İki yabancı insan, birbirinden çok farklı hayatlar ve hayatlarının yalnızca son 3 gününü anlatan bir hikaye... Onları acıları, yaşadıkları ve kısacık hayatları birleştiriyordu. Sen de hayatının anlamını bulmaya, onların acılarını, yaşamlarını ve son 3 günlerini okumaya hazır mısın?
Not: Bu hikayenin tüm hakları bana aittir. Emek hırsızlığı karşısında kanuni haklara sahip olduğumu biliniz.
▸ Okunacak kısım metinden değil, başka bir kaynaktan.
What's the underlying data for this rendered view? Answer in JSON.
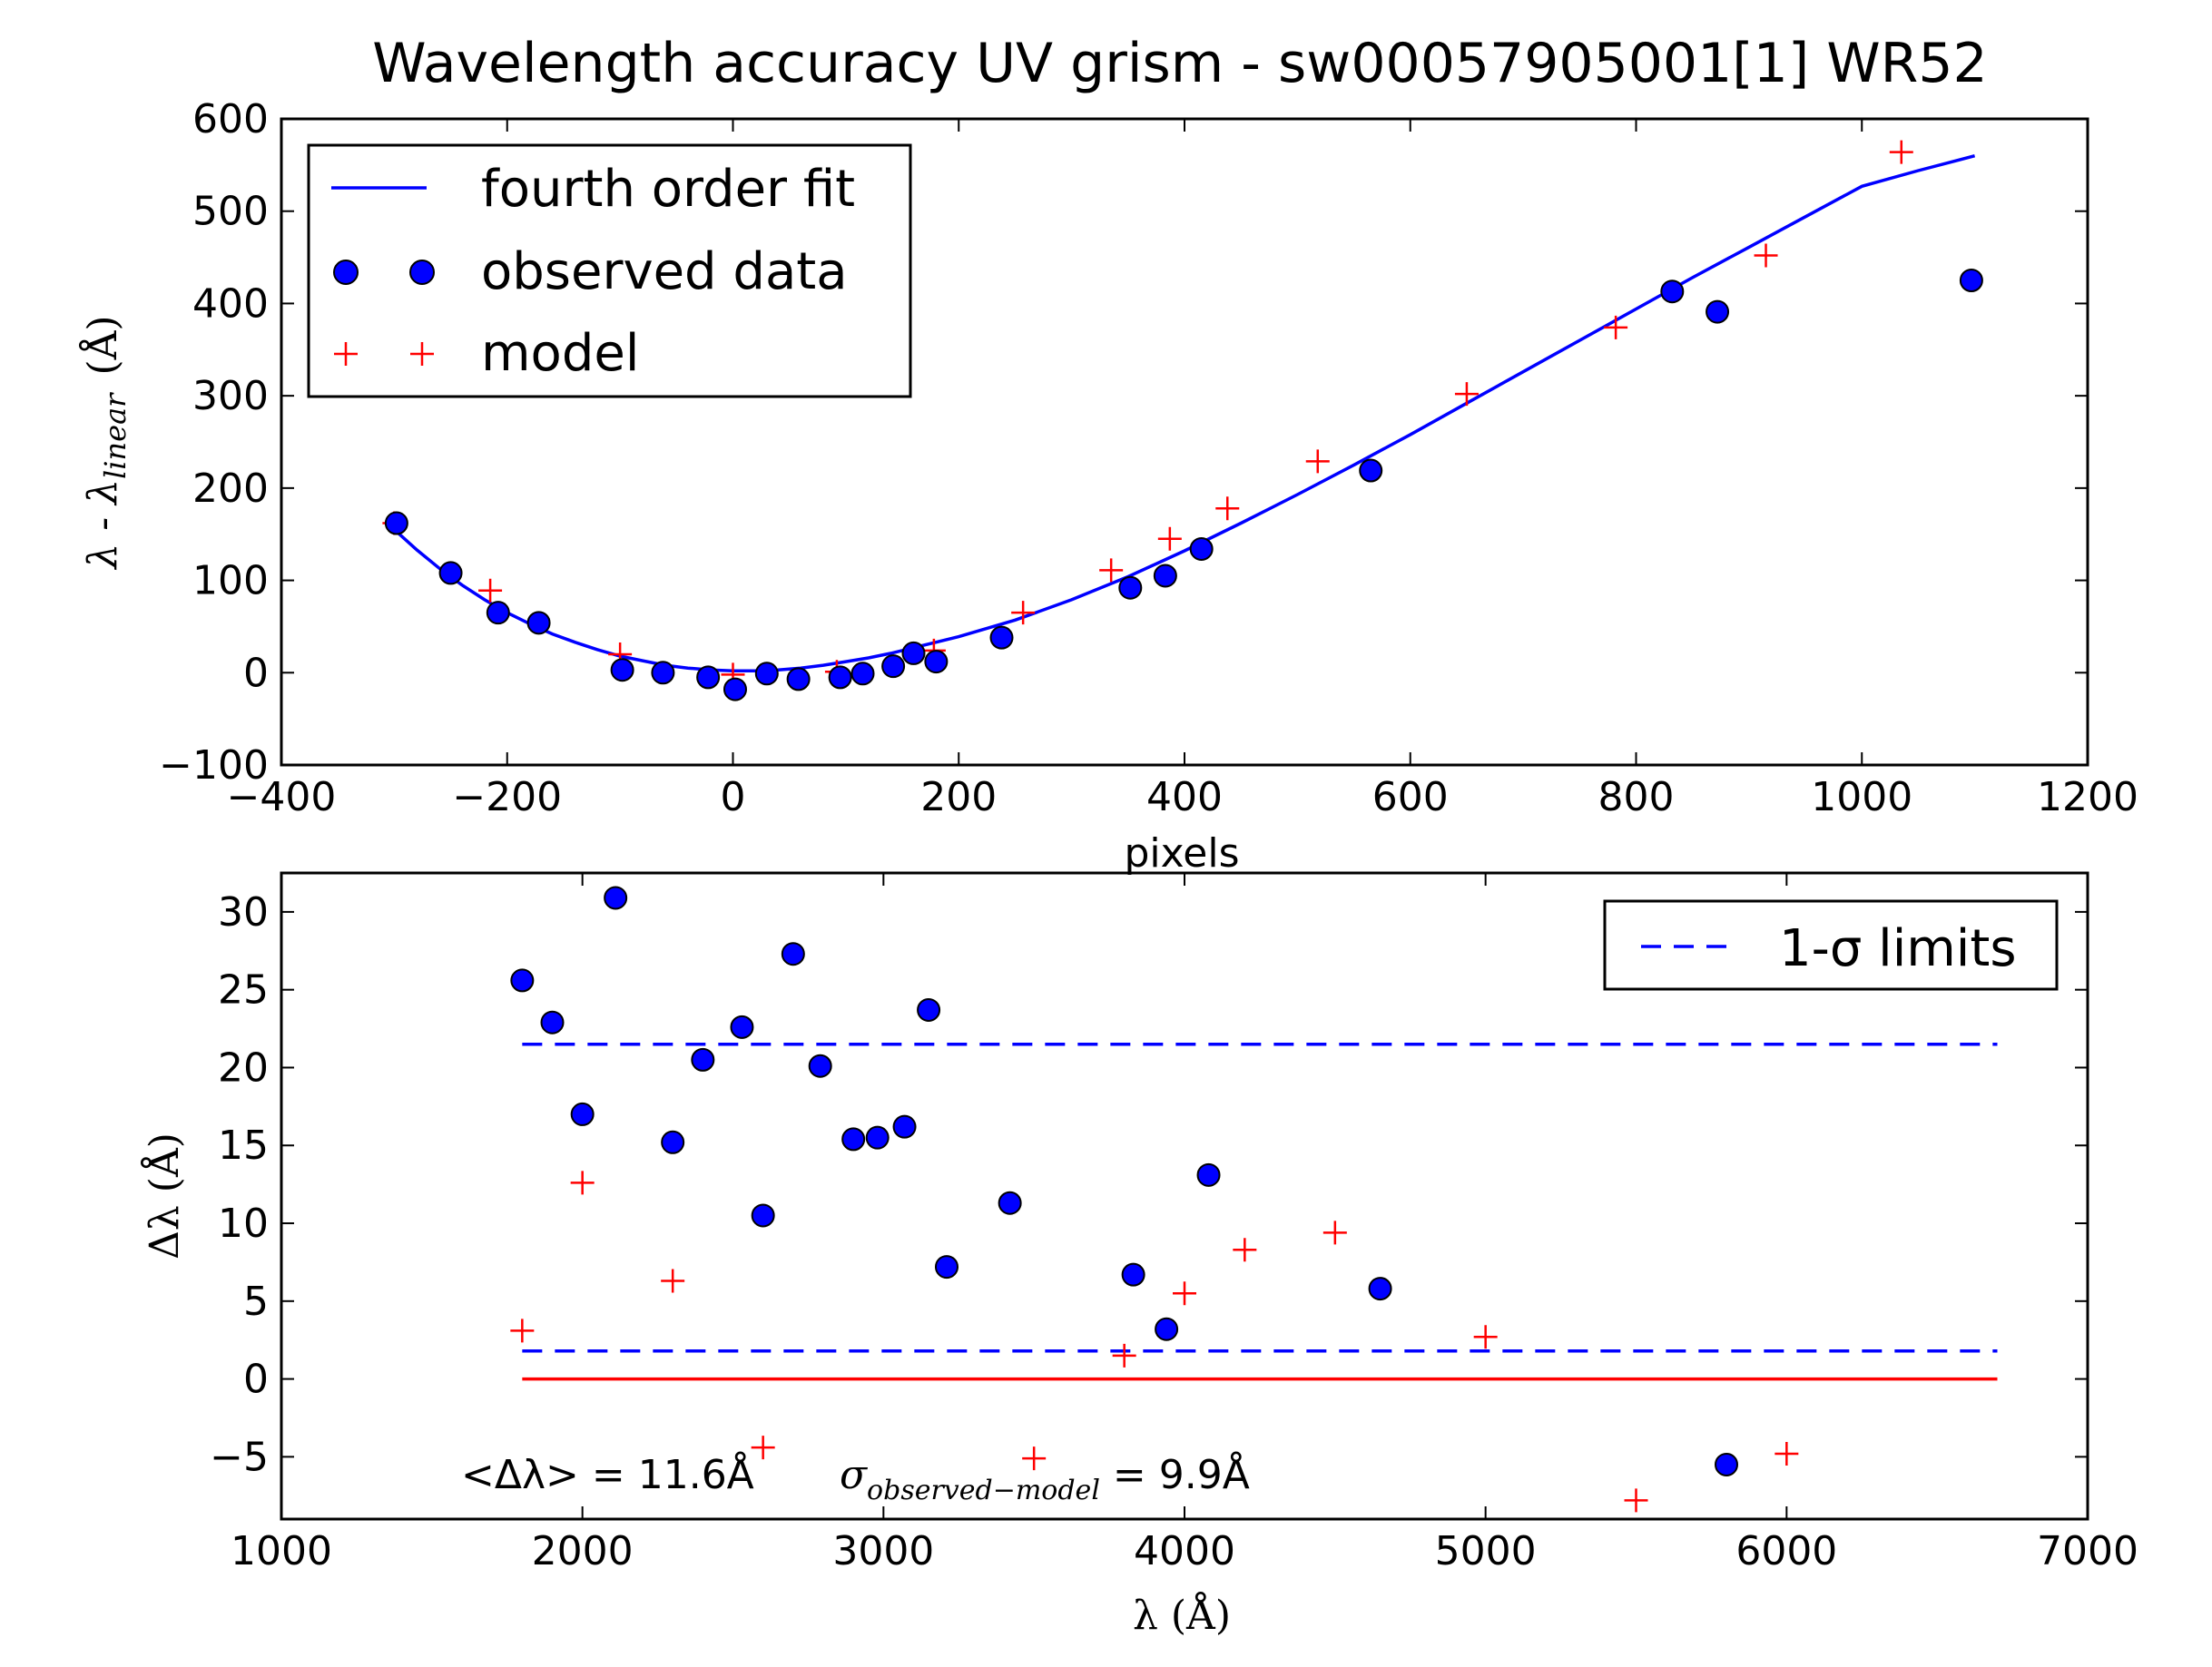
{
  "figure_title": "Wavelength accuracy UV grism - sw00057905001[1] WR52",
  "colors": {
    "fit_line": "#0000ff",
    "observed": "#0000ff",
    "model": "#ff0000",
    "zero_line": "#ff0000",
    "sigma_limits": "#0000ff"
  },
  "chart_data": [
    {
      "type": "scatter",
      "title": "Wavelength accuracy UV grism - sw00057905001[1] WR52",
      "xlabel": "pixels",
      "ylabel": "λ - λ",
      "ylabel_sub": "linear",
      "ylabel_unit": "(Å)",
      "xlim": [
        -400,
        1200
      ],
      "ylim": [
        -100,
        600
      ],
      "xticks": [
        "−400",
        "−200",
        "0",
        "200",
        "400",
        "600",
        "800",
        "1000",
        "1200"
      ],
      "xtick_values": [
        -400,
        -200,
        0,
        200,
        400,
        600,
        800,
        1000,
        1200
      ],
      "yticks": [
        "600",
        "500",
        "400",
        "300",
        "200",
        "100",
        "0",
        "−100"
      ],
      "ytick_values": [
        600,
        500,
        400,
        300,
        200,
        100,
        0,
        -100
      ],
      "legend_position": "top-left",
      "series": [
        {
          "name": "fourth order fit",
          "kind": "line",
          "x": [
            -300,
            -280,
            -260,
            -240,
            -220,
            -200,
            -180,
            -160,
            -140,
            -120,
            -100,
            -80,
            -60,
            -40,
            -20,
            0,
            20,
            40,
            60,
            80,
            100,
            120,
            140,
            160,
            180,
            200,
            250,
            300,
            350,
            400,
            450,
            500,
            550,
            600,
            650,
            700,
            750,
            800,
            850,
            900,
            950,
            1000,
            1050,
            1100
          ],
          "y": [
            155,
            133,
            113,
            95,
            79,
            65,
            53,
            42,
            33,
            25,
            18,
            13,
            8,
            5,
            3,
            2,
            2,
            3,
            5,
            8,
            12,
            16,
            21,
            27,
            33,
            39,
            57,
            79,
            104,
            132,
            162,
            193,
            225,
            258,
            292,
            326,
            360,
            394,
            428,
            461,
            494,
            527,
            544,
            560
          ]
        },
        {
          "name": "observed data",
          "kind": "circle",
          "x": [
            -298,
            -250,
            -208,
            -172,
            -98,
            -62,
            -22,
            2,
            30,
            58,
            95,
            115,
            142,
            160,
            180,
            238,
            352,
            383,
            415,
            565,
            832,
            872,
            1097
          ],
          "y": [
            162,
            108,
            65,
            54,
            3,
            0,
            -5,
            -18,
            -1,
            -7,
            -5,
            -1,
            7,
            21,
            12,
            38,
            92,
            105,
            134,
            219,
            413,
            391,
            425
          ]
        },
        {
          "name": "model",
          "kind": "plus",
          "x": [
            -300,
            -215,
            -100,
            0,
            92,
            178,
            257,
            335,
            387,
            438,
            518,
            650,
            782,
            915,
            1035
          ],
          "y": [
            162,
            89,
            20,
            -2,
            1,
            24,
            65,
            111,
            145,
            178,
            229,
            302,
            374,
            452,
            564
          ]
        }
      ]
    },
    {
      "type": "scatter",
      "xlabel": "λ (Å)",
      "ylabel": "Δλ (Å)",
      "xlim": [
        1000,
        7000
      ],
      "ylim": [
        -9,
        32.5
      ],
      "xticks": [
        "1000",
        "2000",
        "3000",
        "4000",
        "5000",
        "6000",
        "7000"
      ],
      "xtick_values": [
        1000,
        2000,
        3000,
        4000,
        5000,
        6000,
        7000
      ],
      "yticks": [
        "30",
        "25",
        "20",
        "15",
        "10",
        "5",
        "0",
        "−5"
      ],
      "ytick_values": [
        30,
        25,
        20,
        15,
        10,
        5,
        0,
        -5
      ],
      "legend_position": "top-right",
      "annotation_mean": "<Δλ> = 11.6Å",
      "annotation_sigma_prefix": "σ",
      "annotation_sigma_sub": "observed−model",
      "annotation_sigma_value": " = 9.9Å",
      "series": [
        {
          "name": "1-σ limits",
          "kind": "dashed-hlines",
          "y": [
            21.5,
            1.8
          ],
          "x_range": [
            1800,
            6700
          ]
        },
        {
          "kind": "hline",
          "y": [
            0
          ],
          "x_range": [
            1800,
            6700
          ]
        },
        {
          "kind": "circle",
          "x": [
            1800,
            1900,
            2000,
            2110,
            2300,
            2400,
            2530,
            2600,
            2700,
            2790,
            2900,
            2980,
            3070,
            3150,
            3210,
            3420,
            3830,
            3940,
            4080,
            4650,
            5800
          ],
          "y": [
            25.6,
            22.9,
            17.0,
            30.9,
            15.2,
            20.5,
            22.6,
            10.5,
            27.3,
            20.1,
            15.4,
            15.5,
            16.2,
            23.7,
            7.2,
            11.3,
            6.7,
            3.2,
            13.1,
            5.8,
            -5.5
          ]
        },
        {
          "kind": "plus",
          "x": [
            1800,
            2000,
            2300,
            2600,
            3500,
            3800,
            4000,
            4200,
            4500,
            5000,
            5500,
            6000
          ],
          "y": [
            3.1,
            12.6,
            6.3,
            -4.4,
            -5.1,
            1.5,
            5.5,
            8.3,
            9.4,
            2.7,
            -7.8,
            -4.8
          ]
        }
      ]
    }
  ]
}
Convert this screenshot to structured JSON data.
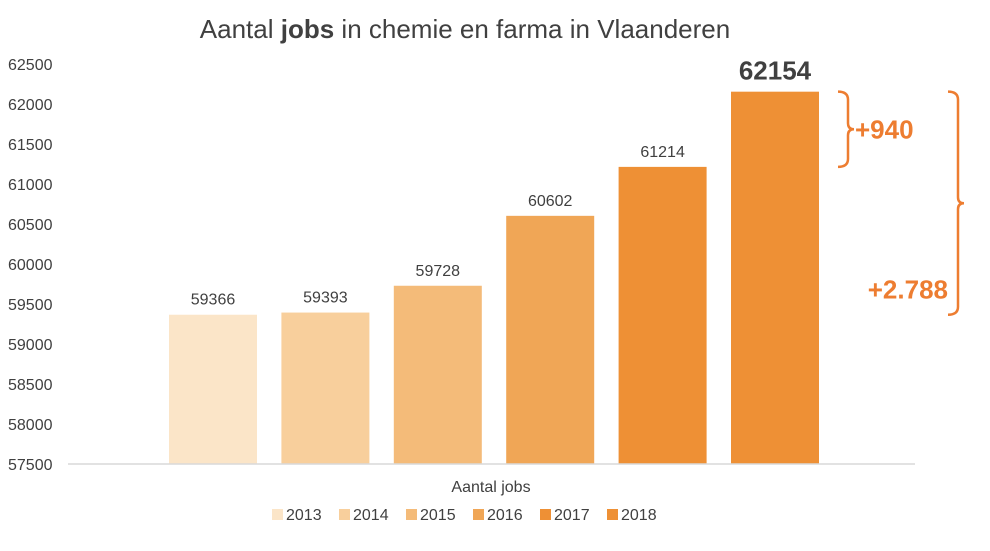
{
  "chart_data": {
    "type": "bar",
    "title": {
      "pre": "Aantal ",
      "bold": "jobs",
      "post": " in chemie en farma in Vlaanderen"
    },
    "category_label": "Aantal jobs",
    "ylim": [
      57500,
      62500
    ],
    "yticks": [
      57500,
      58000,
      58500,
      59000,
      59500,
      60000,
      60500,
      61000,
      61500,
      62000,
      62500
    ],
    "grid": false,
    "legend_position": "bottom",
    "series": [
      {
        "name": "2013",
        "value": 59366,
        "color": "#fbe5c8"
      },
      {
        "name": "2014",
        "value": 59393,
        "color": "#f8cf9c"
      },
      {
        "name": "2015",
        "value": 59728,
        "color": "#f4bb79"
      },
      {
        "name": "2016",
        "value": 60602,
        "color": "#f0a656"
      },
      {
        "name": "2017",
        "value": 61214,
        "color": "#ee9035"
      },
      {
        "name": "2018",
        "value": 62154,
        "color": "#ee9035"
      }
    ],
    "highlight_index": 5,
    "highlight_label_color": "#ed7d31",
    "annotations": [
      {
        "text": "+940",
        "from_series": 4,
        "to_series": 5,
        "color": "#ed7d31"
      },
      {
        "text": "+2.788",
        "from_series": 0,
        "to_series": 5,
        "color": "#ed7d31"
      }
    ]
  }
}
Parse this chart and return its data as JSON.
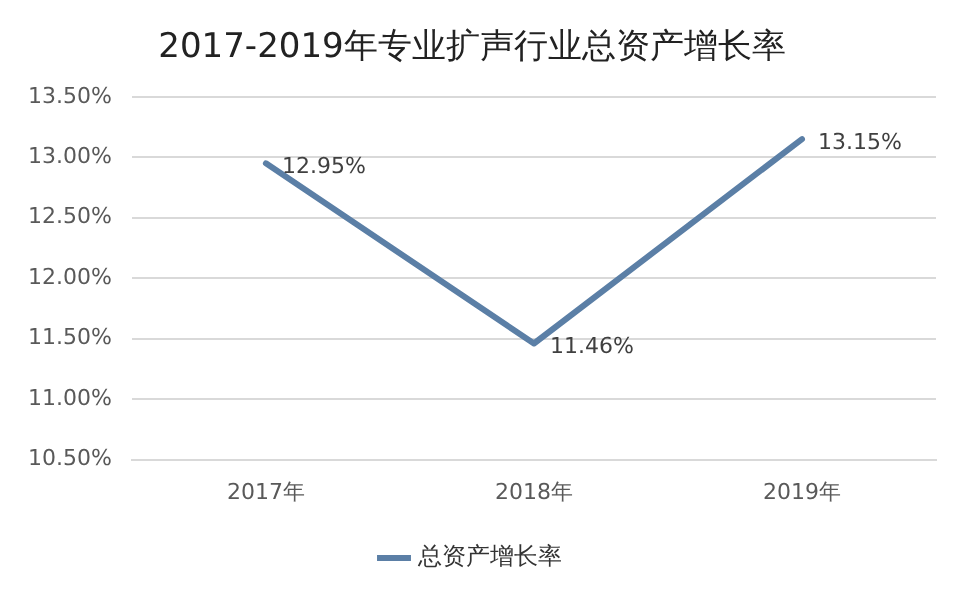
{
  "chart_data": {
    "type": "line",
    "title": "2017-2019年专业扩声行业总资产增长率",
    "categories": [
      "2017年",
      "2018年",
      "2019年"
    ],
    "series": [
      {
        "name": "总资产增长率",
        "color": "#5b7fa6",
        "values": [
          12.95,
          11.46,
          13.15
        ],
        "value_labels": [
          "12.95%",
          "11.46%",
          "13.15%"
        ]
      }
    ],
    "ylim": [
      10.5,
      13.5
    ],
    "yticks": [
      {
        "value": 10.5,
        "label": "10.50%"
      },
      {
        "value": 11,
        "label": "11.00%"
      },
      {
        "value": 11.5,
        "label": "11.50%"
      },
      {
        "value": 12,
        "label": "12.00%"
      },
      {
        "value": 12.5,
        "label": "12.50%"
      },
      {
        "value": 13,
        "label": "13.00%"
      },
      {
        "value": 13.5,
        "label": "13.50%"
      }
    ],
    "grid": "y",
    "legend": "bottom",
    "marker": "none",
    "line_style": "solid"
  }
}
Çalıntı veya emek hırsızlığı yapılması durumunda yasal işlemleri başlatmaktan çekinmem.
Bir kaldırımın köşesinde buldum hayalimi.
Gözlerimi kapattım, bıraktım avucuna kalbimi.
Dedi ki, sonuna kadar tutacak mısın elimi?
İçimden cevapladım, birlikte tırmanacağız tüm merdivenleri.
Mumlar üfledim, dilekler diledim.
Kayan her yıldızda adını sayıkladı dilim.
Ve o bana doğru tek bir adım geldiğinde
Ben hiç gitmesin diye bütün yolları denedim.
🏀
"Doruk?" dedim heyecanla. Bakışları yüzümde oyalanmaya devam ettikçe duramadım yerimde. Bir şey söyleyecekti. Bir şey söylemek için buradaydı. "Kaptın mı formayı?"
"Feza," dedi ve seri adımlarla ona doğru ilerlediğim sırada o da birkaç adım yaklaştı bana. Sadece ismimi söylemişti ama heyecanını yansıtması için bu yeterliydi. Devam etmesini beklerken kalbim yerinden çıkacak gibiydi. "Kaptık formayı."